Он встал, стягивая с себя трусы. Подумал, идти ли в душ, слушая, как рядом вдоль грядок ходит Тоня, напевая и хихикая за тонкой фанерной стеночкой. И решил, да черт с ним, ополоснусь ночью, зря, что ли, деньги за номер плочены.

Но, — напомнил себе о недодуманном, прыгая на одной ноге и натягивая свежие трусы. Ты хотел решить главное, Петруша. По логике не нужно трогать девочку. Но хочется так, что может, ну ее, логику?

Поворачивать. Шептать. Трогать и заходить все дальше. Научить, растерянную, некоторым стыдным вещам, о которых потом будет думать жаркими ночами. Знать, в ее мечтах ты, злодей, голый, могучий, повелитель. Не какой-то прыщавый однокорытник. А ты!

Тьфу, как она тебя взяла в оборот, удивился, разглядывая в зеркале блестящие глаза. Экие лезут в голову тонкие сладчайшие извратики, на уровне мысли, а не на уровне жеребца. Наверное, все же становишься стар. И вот уже кайфуешь от того, что представляется тебе, больше, чем от самого процесса.

И возразил, почти сердясь, да нет времени на процесс-то.

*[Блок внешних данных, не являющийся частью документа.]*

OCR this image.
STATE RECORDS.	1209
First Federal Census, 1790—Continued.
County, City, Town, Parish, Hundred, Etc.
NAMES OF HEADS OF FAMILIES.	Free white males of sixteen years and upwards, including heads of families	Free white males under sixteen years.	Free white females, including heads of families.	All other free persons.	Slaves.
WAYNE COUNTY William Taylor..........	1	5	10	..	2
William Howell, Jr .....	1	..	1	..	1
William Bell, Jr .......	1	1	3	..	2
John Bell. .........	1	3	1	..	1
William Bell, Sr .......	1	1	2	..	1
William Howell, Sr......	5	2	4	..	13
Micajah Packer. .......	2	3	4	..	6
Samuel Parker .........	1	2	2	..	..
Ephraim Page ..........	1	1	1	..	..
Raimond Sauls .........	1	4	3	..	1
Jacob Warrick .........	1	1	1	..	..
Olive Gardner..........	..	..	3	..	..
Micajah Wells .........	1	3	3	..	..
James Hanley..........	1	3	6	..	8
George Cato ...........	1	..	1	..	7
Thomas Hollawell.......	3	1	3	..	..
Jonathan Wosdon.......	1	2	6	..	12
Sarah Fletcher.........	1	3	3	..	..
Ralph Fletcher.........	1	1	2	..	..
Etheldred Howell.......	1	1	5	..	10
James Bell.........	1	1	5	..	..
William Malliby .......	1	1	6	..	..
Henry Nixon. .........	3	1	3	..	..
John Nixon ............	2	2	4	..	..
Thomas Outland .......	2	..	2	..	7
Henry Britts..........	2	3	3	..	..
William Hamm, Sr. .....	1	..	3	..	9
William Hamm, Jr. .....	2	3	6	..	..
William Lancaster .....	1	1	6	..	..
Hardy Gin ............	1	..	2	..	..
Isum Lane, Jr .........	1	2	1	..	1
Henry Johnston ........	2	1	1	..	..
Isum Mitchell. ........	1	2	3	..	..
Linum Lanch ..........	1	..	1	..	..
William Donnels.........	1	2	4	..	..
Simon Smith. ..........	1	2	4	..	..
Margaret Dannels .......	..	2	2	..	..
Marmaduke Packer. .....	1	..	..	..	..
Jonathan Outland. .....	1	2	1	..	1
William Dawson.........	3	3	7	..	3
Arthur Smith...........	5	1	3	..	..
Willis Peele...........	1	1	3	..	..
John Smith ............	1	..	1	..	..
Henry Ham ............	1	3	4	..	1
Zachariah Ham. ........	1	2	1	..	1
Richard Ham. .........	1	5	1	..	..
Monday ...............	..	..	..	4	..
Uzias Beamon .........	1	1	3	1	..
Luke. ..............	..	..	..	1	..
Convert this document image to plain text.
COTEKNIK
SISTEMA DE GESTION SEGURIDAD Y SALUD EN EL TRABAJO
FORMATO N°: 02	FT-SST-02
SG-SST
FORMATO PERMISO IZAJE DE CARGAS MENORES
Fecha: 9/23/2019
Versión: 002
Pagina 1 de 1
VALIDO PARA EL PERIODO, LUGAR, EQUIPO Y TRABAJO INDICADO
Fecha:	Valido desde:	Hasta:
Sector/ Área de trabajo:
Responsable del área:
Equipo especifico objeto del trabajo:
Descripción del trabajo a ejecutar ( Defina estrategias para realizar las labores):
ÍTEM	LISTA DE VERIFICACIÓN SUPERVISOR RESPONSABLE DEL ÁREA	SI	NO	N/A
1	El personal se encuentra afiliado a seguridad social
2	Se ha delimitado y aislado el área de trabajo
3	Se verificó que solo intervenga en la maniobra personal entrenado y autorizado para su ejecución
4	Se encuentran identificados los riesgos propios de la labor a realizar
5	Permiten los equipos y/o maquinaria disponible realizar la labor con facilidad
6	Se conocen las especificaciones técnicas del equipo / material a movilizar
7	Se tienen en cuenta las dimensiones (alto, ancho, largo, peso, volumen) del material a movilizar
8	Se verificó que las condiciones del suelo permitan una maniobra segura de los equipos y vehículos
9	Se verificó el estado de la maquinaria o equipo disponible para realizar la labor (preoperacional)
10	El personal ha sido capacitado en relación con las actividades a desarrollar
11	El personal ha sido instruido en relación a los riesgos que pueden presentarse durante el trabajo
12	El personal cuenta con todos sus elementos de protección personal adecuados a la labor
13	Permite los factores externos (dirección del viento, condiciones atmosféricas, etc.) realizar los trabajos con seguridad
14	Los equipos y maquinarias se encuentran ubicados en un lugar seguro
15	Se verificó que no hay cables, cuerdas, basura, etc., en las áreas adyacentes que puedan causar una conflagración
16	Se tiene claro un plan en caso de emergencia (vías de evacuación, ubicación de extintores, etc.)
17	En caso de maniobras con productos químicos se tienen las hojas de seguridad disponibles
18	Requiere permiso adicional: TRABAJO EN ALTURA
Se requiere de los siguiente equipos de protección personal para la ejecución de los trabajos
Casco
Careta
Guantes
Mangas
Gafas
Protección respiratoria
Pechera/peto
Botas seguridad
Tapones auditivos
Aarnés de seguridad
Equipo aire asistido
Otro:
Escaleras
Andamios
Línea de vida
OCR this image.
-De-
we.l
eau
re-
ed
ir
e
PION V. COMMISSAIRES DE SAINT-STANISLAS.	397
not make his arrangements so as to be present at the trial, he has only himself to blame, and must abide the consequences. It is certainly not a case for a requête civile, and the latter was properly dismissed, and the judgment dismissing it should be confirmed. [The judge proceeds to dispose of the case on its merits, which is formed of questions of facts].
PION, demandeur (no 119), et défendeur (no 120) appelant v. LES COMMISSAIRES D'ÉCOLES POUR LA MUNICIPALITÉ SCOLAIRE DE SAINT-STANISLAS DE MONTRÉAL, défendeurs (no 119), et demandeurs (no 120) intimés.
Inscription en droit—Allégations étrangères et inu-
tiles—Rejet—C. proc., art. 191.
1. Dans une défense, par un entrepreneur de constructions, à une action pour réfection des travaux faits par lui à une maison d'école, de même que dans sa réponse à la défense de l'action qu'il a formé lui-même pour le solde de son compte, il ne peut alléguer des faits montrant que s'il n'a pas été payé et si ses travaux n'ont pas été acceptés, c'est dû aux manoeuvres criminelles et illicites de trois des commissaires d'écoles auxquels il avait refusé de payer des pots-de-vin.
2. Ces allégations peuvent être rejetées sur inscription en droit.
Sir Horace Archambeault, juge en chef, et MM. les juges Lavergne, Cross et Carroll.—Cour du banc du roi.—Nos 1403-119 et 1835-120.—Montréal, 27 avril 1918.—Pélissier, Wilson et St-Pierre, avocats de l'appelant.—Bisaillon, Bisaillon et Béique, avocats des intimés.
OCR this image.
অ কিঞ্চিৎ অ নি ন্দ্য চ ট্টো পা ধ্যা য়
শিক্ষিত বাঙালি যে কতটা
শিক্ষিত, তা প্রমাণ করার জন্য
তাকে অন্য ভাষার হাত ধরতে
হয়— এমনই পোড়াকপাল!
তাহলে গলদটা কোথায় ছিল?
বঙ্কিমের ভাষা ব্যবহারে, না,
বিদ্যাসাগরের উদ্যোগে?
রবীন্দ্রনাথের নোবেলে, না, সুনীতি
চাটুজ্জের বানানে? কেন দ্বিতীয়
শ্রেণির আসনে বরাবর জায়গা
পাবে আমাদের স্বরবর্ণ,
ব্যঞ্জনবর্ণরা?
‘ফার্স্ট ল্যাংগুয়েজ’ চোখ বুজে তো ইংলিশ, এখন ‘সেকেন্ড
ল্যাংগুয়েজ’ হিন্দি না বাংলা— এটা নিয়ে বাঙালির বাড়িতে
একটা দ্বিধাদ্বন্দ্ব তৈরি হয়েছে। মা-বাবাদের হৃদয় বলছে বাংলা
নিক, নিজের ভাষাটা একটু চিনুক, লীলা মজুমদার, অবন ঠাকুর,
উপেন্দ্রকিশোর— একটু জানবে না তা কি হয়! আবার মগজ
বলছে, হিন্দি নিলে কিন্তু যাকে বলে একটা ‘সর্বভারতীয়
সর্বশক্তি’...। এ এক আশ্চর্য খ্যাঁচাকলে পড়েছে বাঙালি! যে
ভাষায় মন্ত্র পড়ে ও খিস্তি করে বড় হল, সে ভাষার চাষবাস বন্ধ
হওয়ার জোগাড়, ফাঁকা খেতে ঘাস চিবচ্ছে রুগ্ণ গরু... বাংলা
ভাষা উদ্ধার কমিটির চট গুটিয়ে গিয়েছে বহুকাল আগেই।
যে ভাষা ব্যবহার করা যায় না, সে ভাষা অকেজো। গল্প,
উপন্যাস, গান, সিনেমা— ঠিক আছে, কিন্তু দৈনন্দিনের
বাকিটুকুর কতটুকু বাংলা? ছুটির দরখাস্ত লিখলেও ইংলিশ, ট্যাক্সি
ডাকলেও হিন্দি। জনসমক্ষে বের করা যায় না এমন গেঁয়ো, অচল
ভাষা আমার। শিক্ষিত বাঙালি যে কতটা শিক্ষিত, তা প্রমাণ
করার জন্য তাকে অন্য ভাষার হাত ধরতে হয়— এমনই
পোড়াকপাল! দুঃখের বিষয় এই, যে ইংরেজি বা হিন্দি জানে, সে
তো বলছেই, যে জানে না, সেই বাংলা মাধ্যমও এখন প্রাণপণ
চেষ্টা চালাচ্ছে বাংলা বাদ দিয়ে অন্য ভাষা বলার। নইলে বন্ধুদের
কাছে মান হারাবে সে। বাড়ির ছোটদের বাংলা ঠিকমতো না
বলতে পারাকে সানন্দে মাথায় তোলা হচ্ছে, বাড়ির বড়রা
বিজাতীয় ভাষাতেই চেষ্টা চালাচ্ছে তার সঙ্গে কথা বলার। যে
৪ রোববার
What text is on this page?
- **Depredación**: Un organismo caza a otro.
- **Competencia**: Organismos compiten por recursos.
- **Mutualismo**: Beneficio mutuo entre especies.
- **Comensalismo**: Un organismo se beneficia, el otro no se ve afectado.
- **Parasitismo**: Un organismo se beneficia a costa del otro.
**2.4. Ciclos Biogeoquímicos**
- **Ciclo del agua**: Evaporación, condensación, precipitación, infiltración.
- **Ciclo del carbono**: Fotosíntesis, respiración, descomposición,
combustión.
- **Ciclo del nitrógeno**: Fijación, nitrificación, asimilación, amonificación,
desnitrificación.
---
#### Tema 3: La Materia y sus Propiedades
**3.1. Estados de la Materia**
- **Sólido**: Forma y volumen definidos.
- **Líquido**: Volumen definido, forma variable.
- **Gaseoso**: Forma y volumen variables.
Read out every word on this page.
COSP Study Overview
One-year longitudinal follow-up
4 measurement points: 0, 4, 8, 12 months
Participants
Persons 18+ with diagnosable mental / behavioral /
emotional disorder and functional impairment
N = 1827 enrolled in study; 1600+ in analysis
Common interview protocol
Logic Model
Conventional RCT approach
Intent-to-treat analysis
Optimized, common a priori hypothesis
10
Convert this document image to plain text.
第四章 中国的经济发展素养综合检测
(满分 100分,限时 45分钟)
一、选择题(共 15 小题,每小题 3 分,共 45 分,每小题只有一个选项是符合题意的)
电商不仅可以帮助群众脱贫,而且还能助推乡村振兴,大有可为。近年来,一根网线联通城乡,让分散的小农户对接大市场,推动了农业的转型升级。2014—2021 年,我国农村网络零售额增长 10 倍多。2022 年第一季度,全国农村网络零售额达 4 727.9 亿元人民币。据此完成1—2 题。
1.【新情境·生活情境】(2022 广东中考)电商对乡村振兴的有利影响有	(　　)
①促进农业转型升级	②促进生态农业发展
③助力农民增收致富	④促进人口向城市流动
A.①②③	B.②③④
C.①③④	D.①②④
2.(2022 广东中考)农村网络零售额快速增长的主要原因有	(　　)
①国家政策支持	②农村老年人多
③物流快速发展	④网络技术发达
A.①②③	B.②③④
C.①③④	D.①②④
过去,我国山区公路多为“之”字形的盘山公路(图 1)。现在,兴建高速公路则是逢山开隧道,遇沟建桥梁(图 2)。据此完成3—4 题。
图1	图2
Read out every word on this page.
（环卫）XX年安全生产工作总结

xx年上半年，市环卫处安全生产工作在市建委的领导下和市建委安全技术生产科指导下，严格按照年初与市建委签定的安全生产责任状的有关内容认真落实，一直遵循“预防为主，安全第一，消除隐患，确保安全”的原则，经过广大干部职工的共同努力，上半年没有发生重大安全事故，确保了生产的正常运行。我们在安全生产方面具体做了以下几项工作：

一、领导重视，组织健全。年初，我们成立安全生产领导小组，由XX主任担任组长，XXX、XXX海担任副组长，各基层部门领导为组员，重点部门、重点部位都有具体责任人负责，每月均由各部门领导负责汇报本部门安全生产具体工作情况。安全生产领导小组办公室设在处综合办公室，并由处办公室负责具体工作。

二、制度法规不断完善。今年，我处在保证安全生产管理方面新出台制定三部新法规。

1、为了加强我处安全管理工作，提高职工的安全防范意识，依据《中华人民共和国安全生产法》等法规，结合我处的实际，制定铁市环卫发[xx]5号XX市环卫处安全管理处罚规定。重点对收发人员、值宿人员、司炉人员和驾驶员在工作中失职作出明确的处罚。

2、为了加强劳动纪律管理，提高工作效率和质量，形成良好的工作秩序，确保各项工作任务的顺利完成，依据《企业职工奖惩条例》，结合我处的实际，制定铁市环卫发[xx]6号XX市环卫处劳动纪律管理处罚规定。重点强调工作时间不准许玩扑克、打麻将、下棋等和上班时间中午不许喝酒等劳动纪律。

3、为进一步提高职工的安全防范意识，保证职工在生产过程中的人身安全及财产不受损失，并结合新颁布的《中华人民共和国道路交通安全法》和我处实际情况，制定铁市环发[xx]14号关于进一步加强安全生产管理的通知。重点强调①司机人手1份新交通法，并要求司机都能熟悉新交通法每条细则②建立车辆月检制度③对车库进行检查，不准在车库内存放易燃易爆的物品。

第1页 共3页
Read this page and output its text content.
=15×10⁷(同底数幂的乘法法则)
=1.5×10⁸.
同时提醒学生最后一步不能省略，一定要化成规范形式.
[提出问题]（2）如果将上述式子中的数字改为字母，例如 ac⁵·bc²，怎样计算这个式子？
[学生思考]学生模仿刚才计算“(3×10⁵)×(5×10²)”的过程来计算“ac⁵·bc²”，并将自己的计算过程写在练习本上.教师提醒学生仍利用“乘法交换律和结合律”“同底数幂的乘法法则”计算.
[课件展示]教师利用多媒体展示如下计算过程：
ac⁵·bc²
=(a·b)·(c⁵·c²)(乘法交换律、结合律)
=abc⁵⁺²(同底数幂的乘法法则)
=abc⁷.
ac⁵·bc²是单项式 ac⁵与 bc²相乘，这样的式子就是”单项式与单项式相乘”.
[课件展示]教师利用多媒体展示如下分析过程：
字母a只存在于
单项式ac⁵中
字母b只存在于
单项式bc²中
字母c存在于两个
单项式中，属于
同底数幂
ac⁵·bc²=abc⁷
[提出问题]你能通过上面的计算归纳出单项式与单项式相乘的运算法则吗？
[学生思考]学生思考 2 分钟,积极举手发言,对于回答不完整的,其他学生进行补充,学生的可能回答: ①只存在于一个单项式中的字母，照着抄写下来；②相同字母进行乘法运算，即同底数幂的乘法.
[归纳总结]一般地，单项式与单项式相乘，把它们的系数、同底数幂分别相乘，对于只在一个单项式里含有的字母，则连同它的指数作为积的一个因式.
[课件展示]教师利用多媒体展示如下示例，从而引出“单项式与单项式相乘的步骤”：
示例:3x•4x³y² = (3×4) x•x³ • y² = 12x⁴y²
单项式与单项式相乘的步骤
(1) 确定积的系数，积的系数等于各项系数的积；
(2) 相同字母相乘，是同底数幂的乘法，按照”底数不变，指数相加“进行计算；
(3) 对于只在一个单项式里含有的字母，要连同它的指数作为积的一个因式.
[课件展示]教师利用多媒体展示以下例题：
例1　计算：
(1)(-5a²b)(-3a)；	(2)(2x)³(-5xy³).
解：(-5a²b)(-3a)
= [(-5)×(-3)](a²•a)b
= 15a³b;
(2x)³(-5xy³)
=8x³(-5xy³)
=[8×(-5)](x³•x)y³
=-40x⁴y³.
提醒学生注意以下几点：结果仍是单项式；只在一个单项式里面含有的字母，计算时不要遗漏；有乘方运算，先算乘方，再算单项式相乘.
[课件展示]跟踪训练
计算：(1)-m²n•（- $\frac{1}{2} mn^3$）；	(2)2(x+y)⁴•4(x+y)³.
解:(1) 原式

Что можно успеть за пару последних часов? Продуманно правильно взять, расставляя в ее душе и по всему телу нужные коды. И самому после думать их, перебирая в памяти. Нет в этом старческого. Это умно — недожрать всегда вкуснее, чем обожраться, сам знаешь.

Он тщательно расчесал короткую бороду. Сунул в карман рубашки купюры и вышел, репетируя улыбку для Антонины и тему для чайной беседы. Подумал еще, удивляясь тому, что развел тут антимонии, — ты художник, Петруша, богема, чего стелешь, как математик, пусть все идет по вдохновению. Само и решится. Так интереснее.

Ночью Инга снова сидела, глядя на тикающий будильник. Вива ушла спать, еще час назад, или больше. Посмотрела испытующе, кажется, хотела что-то спросить, но вздохнула и промолчала. Только, уходя с веранды в дом, сказала:

— Если надо, утром разбужу.

— Не надо, ба. Я сама.

— Хорошо.

В комнате Вива села перед большим зеркалом, расчесать волосы. На подзеркальной полочке стоял в маленькой вазе цветок, вернее, гроздь белых цветков на толстом зеленом стебле, клонились вниз нежно-собранные в белые кулачки лепестки. Саныч принес. Тащил гордо, перед собой, громко прокричал по дороге через забор «драсти, Валюша!» и Вива с веранды слышала, как Валя Ситникова ахает, разглядывая трофей.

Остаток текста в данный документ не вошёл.